Question

How can I tell if a line is a tangent to a circle?

Answer 1

Hint: To prove the above statement we need to form a triangle with a circle and a line. Now find the slopes of the lines which are joined to the center of the circle. If the resultant slope satisfies the statement about the perpendicular lines then the line is tangent to the circle.

Complete step by step answer:
Here we need to say if a line is a tangent to a circle.
This given statement is dependent on the data given in the question.
As we have no data in the question. We can answer the statement in a general form.
To answer the question we can use the statement that a line tangent to a circle at a particular point will be perpendicular to the radius line from the center of the circle to the particular point.
Or else we can write the same statement as the radius line of the circle will intersect the circle at a particular point perpendicularly.
As we work about any mathematics on the coordinate plane, all the values will be positive.
Let’s assume the value of the center of the circle be C and the point which touches the circle be P.
Let’s take another point on the line which touches the circle to make a triangle.

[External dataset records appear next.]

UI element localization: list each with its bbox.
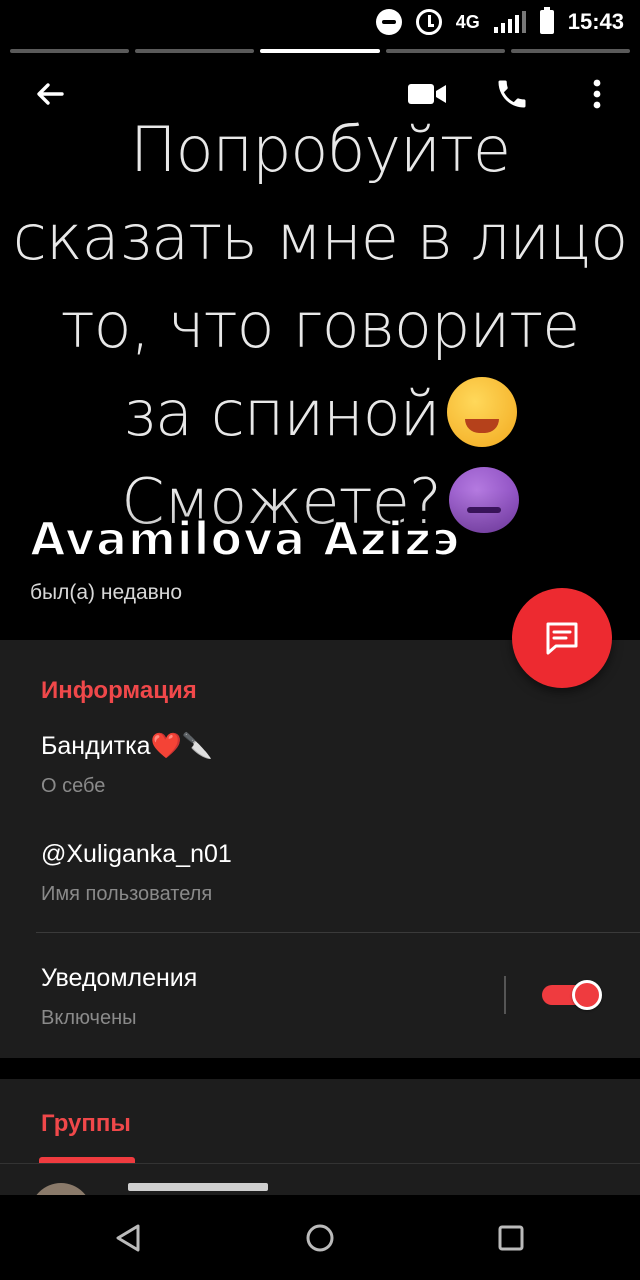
groups-section: Группы [0, 1079, 640, 1245]
signal-icon [493, 11, 526, 33]
vertical-divider [504, 976, 506, 1014]
story-segment [135, 49, 255, 53]
video-call-icon[interactable] [405, 72, 449, 116]
hugging-face-emoji-icon [447, 377, 518, 447]
nav-home-icon[interactable] [297, 1215, 343, 1261]
clock: 15:43 [567, 9, 624, 34]
group-name[interactable] [128, 1183, 268, 1191]
back-arrow-icon[interactable] [28, 72, 72, 116]
story-segment-active [260, 49, 380, 53]
info-section: Информация Бандитка❤️🔪 О себе @Xuliganka… [0, 640, 640, 1058]
quote-line: сказать мне в лицо [12, 201, 628, 274]
profile-name: Avamilova Azizэ [29, 511, 461, 567]
quote-line: то, что говорите [60, 289, 581, 362]
info-title: Информация [41, 677, 197, 704]
network-type: 4G [455, 11, 480, 32]
profile-toolbar [0, 66, 640, 122]
do-not-disturb-icon [375, 9, 402, 35]
divider [36, 932, 640, 933]
username-caption: Имя пользователя [41, 883, 213, 905]
notifications-toggle[interactable] [542, 980, 602, 1010]
profile-photo[interactable]: Попробуйте сказать мне в лицо то, что го… [0, 100, 640, 640]
story-segment [385, 49, 505, 53]
message-icon [546, 622, 578, 655]
username-value[interactable]: @Xuliganka_n01 [41, 840, 232, 869]
phone-icon[interactable] [490, 72, 534, 116]
toggle-knob [572, 980, 602, 1010]
groups-title: Группы [41, 1110, 131, 1137]
last-seen-status: был(а) недавно [30, 581, 183, 604]
quote-line-with-emoji: за спиной [0, 370, 640, 458]
notifications-status: Включены [41, 1007, 137, 1029]
status-bar: 4G 15:43 [0, 0, 640, 44]
story-progress [10, 49, 631, 53]
nav-recents-icon[interactable] [488, 1215, 534, 1261]
bio-caption: О себе [41, 775, 106, 797]
story-segment [510, 49, 631, 53]
alarm-icon [415, 9, 442, 35]
photo-quote: Попробуйте сказать мне в лицо то, что го… [0, 106, 640, 546]
bio-value[interactable]: Бандитка❤️🔪 [41, 732, 213, 761]
send-message-button[interactable] [512, 588, 612, 688]
quote-line: за спиной [122, 377, 441, 450]
nav-back-icon[interactable] [105, 1215, 151, 1261]
more-vert-icon[interactable] [575, 72, 619, 116]
battery-icon [539, 7, 554, 34]
story-segment [10, 49, 130, 53]
system-nav-bar [0, 1195, 640, 1280]
notifications-label[interactable]: Уведомления [41, 964, 197, 993]
divider [0, 1163, 640, 1164]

Assume Q as the other point on the line.
Now let’s work on the formed triangle.
We need to find the slopes of both lines which are connected to the center of the circle that is CP and the line PQ.
Here we can use the statement, that in a coordinate plane if two lines are perpendicular if and only if the slopes of the two lines are having negative reciprocals of each other to find the slopes.
If the resultant slopes satisfy the statement then the line which touches the circle will be tangent to the circle.

Note:
 As we know that the tangent line to circle touches only one particular point making $ {{90}^{\circ }} $ with the circle radius line but the tangent line always lies outside of the circle and doesn’t intersect or enter the circle at any other point.